De la maternelle au secondaire, ceci devenant la chose la mieux observée, les classes seront bondées d’apprenants pour très peu d’instituteurs et de professeurs. Dans ce que l’on appelle les coins de brousse, d’autres écoles seront peut-être fermées toute l’année pour les mêmes raisons. Sans oublier qu’en dehors des 14 000 enseignants recherchés, que l’on ne trouvera pas, ceux qui sont, en revanche, régulièrement inscrits, régulièrement affectés, régulièrement rémunérés et avancés, ajouteront au déficit.

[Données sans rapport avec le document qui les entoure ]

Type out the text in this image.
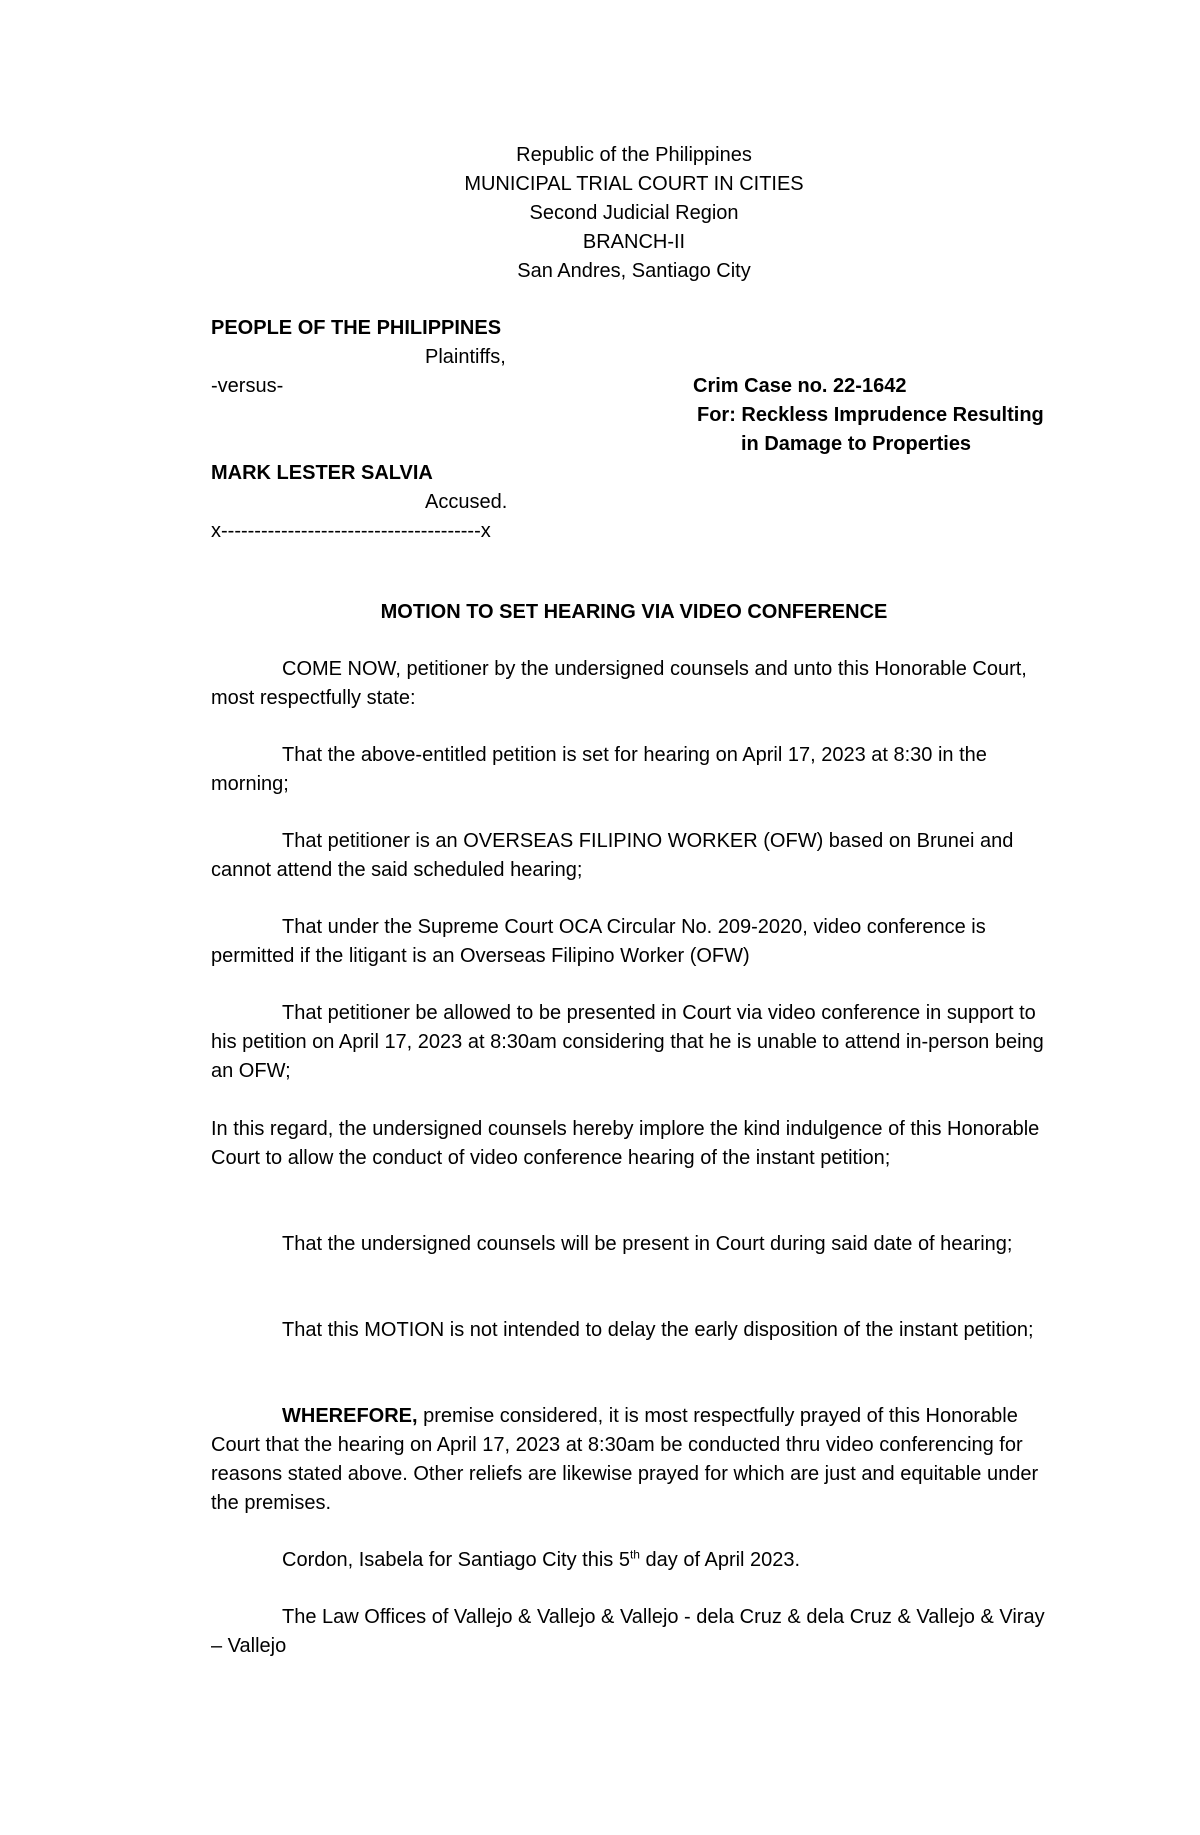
Republic of the Philippines
MUNICIPAL TRIAL COURT IN CITIES
Second Judicial Region
BRANCH-II
San Andres, Santiago City
PEOPLE OF THE PHILIPPINES
Plaintiffs,
-versus-	Crim Case no. 22-1642
For: Reckless Imprudence Resulting
in Damage to Properties
MARK LESTER SALVIA
Accused.
x---------------------------------------x
MOTION TO SET HEARING VIA VIDEO CONFERENCE

COME NOW, petitioner by the undersigned counsels and unto this Honorable Court, most respectfully state:

That the above-entitled petition is set for hearing on April 17, 2023 at 8:30 in the morning;

That petitioner is an OVERSEAS FILIPINO WORKER (OFW) based on Brunei and cannot attend the said scheduled hearing;

That under the Supreme Court OCA Circular No. 209-2020, video conference is permitted if the litigant is an Overseas Filipino Worker (OFW)

That petitioner be allowed to be presented in Court via video conference in support to his petition on April 17, 2023 at 8:30am considering that he is unable to attend in-person being an OFW;

In this regard, the undersigned counsels hereby implore the kind indulgence of this Honorable Court to allow the conduct of video conference hearing of the instant petition;

That the undersigned counsels will be present in Court during said date of hearing;

That this MOTION is not intended to delay the early disposition of the instant petition;

WHEREFORE, premise considered, it is most respectfully prayed of this Honorable Court that the hearing on April 17, 2023 at 8:30am be conducted thru video conferencing for reasons stated above. Other reliefs are likewise prayed for which are just and equitable under the premises.

Cordon, Isabela for Santiago City this 5th day of April 2023.

The Law Offices of Vallejo & Vallejo & Vallejo - dela Cruz & dela Cruz & Vallejo & Viray – Vallejo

Il ne s’agit pas d’une situation qui concerne tous les enseignants, mais certains d’entre eux qui passent souvent le plus clair de leur année de travail entre leur ville de résidence et leur lieu d’affectation. Et pour cause. Dès l’ouverture des classes, ils se signalent à leur établissement, se font délivrer la note de prise de service, prennent contact avec leurs élèves une semaine, puis demandent et obtiennent une permission d’absence. Ils « sèchent » parfois le mois entier, parfois le trimestre entier, parfois toute l’année.

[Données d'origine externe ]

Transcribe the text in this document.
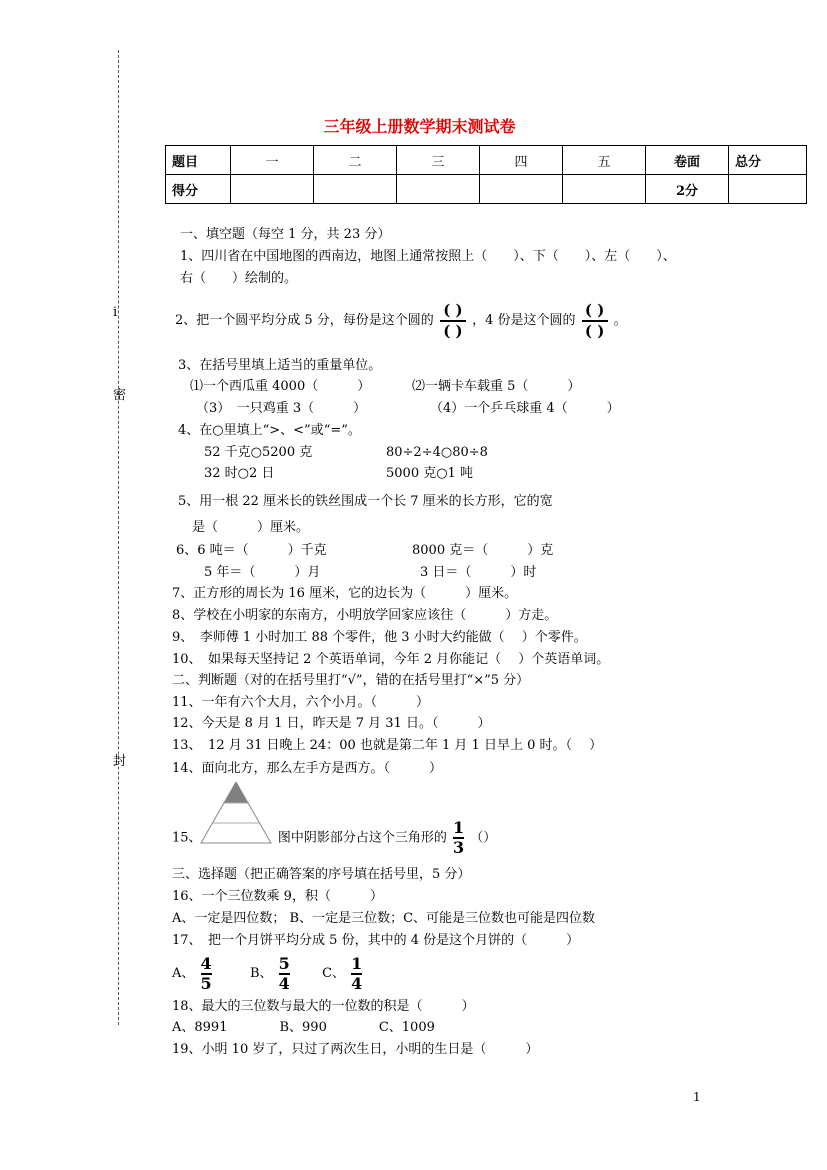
i
密
封
三年级上册数学期末测试卷
题目	一	二	三	四	五	卷面	总分
得分						2分	
一、填空题（每空 1 分，共 23 分）
1、四川省在中国地图的西南边，地图上通常按照上（　　）、下（　　）、左（　　）、
右（　　）绘制的。
2、把一个圆平均分成 5 分，每份是这个圆的 $\frac{( )}{( )}$ ，4 份是这个圆的 $\frac{( )}{( )}$ 。
3、在括号里填上适当的重量单位。
⑴一个西瓜重 4000（　　　）	⑵一辆卡车载重 5（　　　）
（3）　一只鸡重 3（　　　）	（4）一个乒乓球重 4（　　　）
4、在○里填上“>、<”或“=”。
52 千克○5200 克	80÷2÷4○80÷8
32 时○2 日	5000 克○1 吨
5、用一根 22 厘米长的铁丝围成一个长 7 厘米的长方形，它的宽
是（　　　）厘米。
6、6 吨＝（　　　）千克	8000 克＝（　　　）克
5 年＝（　　　）月	3 日＝（　　　）时
7、正方形的周长为 16 厘米，它的边长为（　　　）厘米。
8、学校在小明家的东南方，小明放学回家应该往（　　　）方走。
9、　李师傅 1 小时加工 88 个零件，他 3 小时大约能做（　 ）个零件。
10、　如果每天坚持记 2 个英语单词，今年 2 月你能记（　 ）个英语单词。
二、判断题（对的在括号里打“√”，错的在括号里打“×”5 分）
11、一年有六个大月，六个小月。（　　　）
12、今天是 8 月 1 日，昨天是 7 月 31 日。（　　　）
13、　12 月 31 日晚上 24：00 也就是第二年 1 月 1 日早上 0 时。（　 ）
14、面向北方，那么左手方是西方。（　　　）
15、	图中阴影部分占这个三角形的 $\frac{1}{3}$ （）
三、选择题（把正确答案的序号填在括号里，5 分）
16、一个三位数乘 9，积（　　　）
A、一定是四位数； B、一定是三位数；C、可能是三位数也可能是四位数
17、　把一个月饼平均分成 5 份，其中的 4 份是这个月饼的（　　　）
A、 $\frac{4}{5}$	B、 $\frac{5}{4}$ C、 $\frac{1}{4}$
18、最大的三位数与最大的一位数的积是（　　　）
A、8991　　　　B、990　　　　C、1009
19、小明 10 岁了，只过了两次生日，小明的生日是（　　　）
1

À Brazzaville, où ils affluent, ces hommes et ces femmes à qui incombe la lourde responsabilité de former l’élite de demain, ont un tas d’arguments pour expliquer leur comportement. La plupart disent être derrière un dossier de reclassement rangé au placard par la lourde machine administrative ; ils ont souvent de la peine à toucher leur salaire dans le lointain coin du Congo où ils sont en poste ; ils ont des ennuis de santé qui ne peuvent trouver de remèdes qu’en ville…

Enfin, d’autres ne souhaitent pas rester longtemps hors des officines de la trépidante Brazzaville où, pour tout dire, ils sont en contact assidu avec un cousin récemment promu à une haute fonction qui voudrait en faire son « dirpro » (directeur du protocole). D’autres encore attendent un changement de carrière après avoir satisfait au concours ouvrant les portes d’un ministère plus « traiteur ».

Si l’on ajoute à ces raisons plus ou moins objectives d’autres plus ou moins de même nature portant sur le manque chronique de tables-bancs et de matériels didactiques dans certains établissements, la précarité des structures d’accueil, l’épineux problème du transport dans l’hinterland, le déficit enseignant que l’on déplore à juste titre peut ressembler à un glissement de terrain sans fin, une érosion de tous les instants susceptible d’emporter l’école elle-même. Cela pour dire que le problème restant entier, les solutions les plus viables viendront rarement du seul constat dressé tous les ans sur « la baisse du niveau scolaire ».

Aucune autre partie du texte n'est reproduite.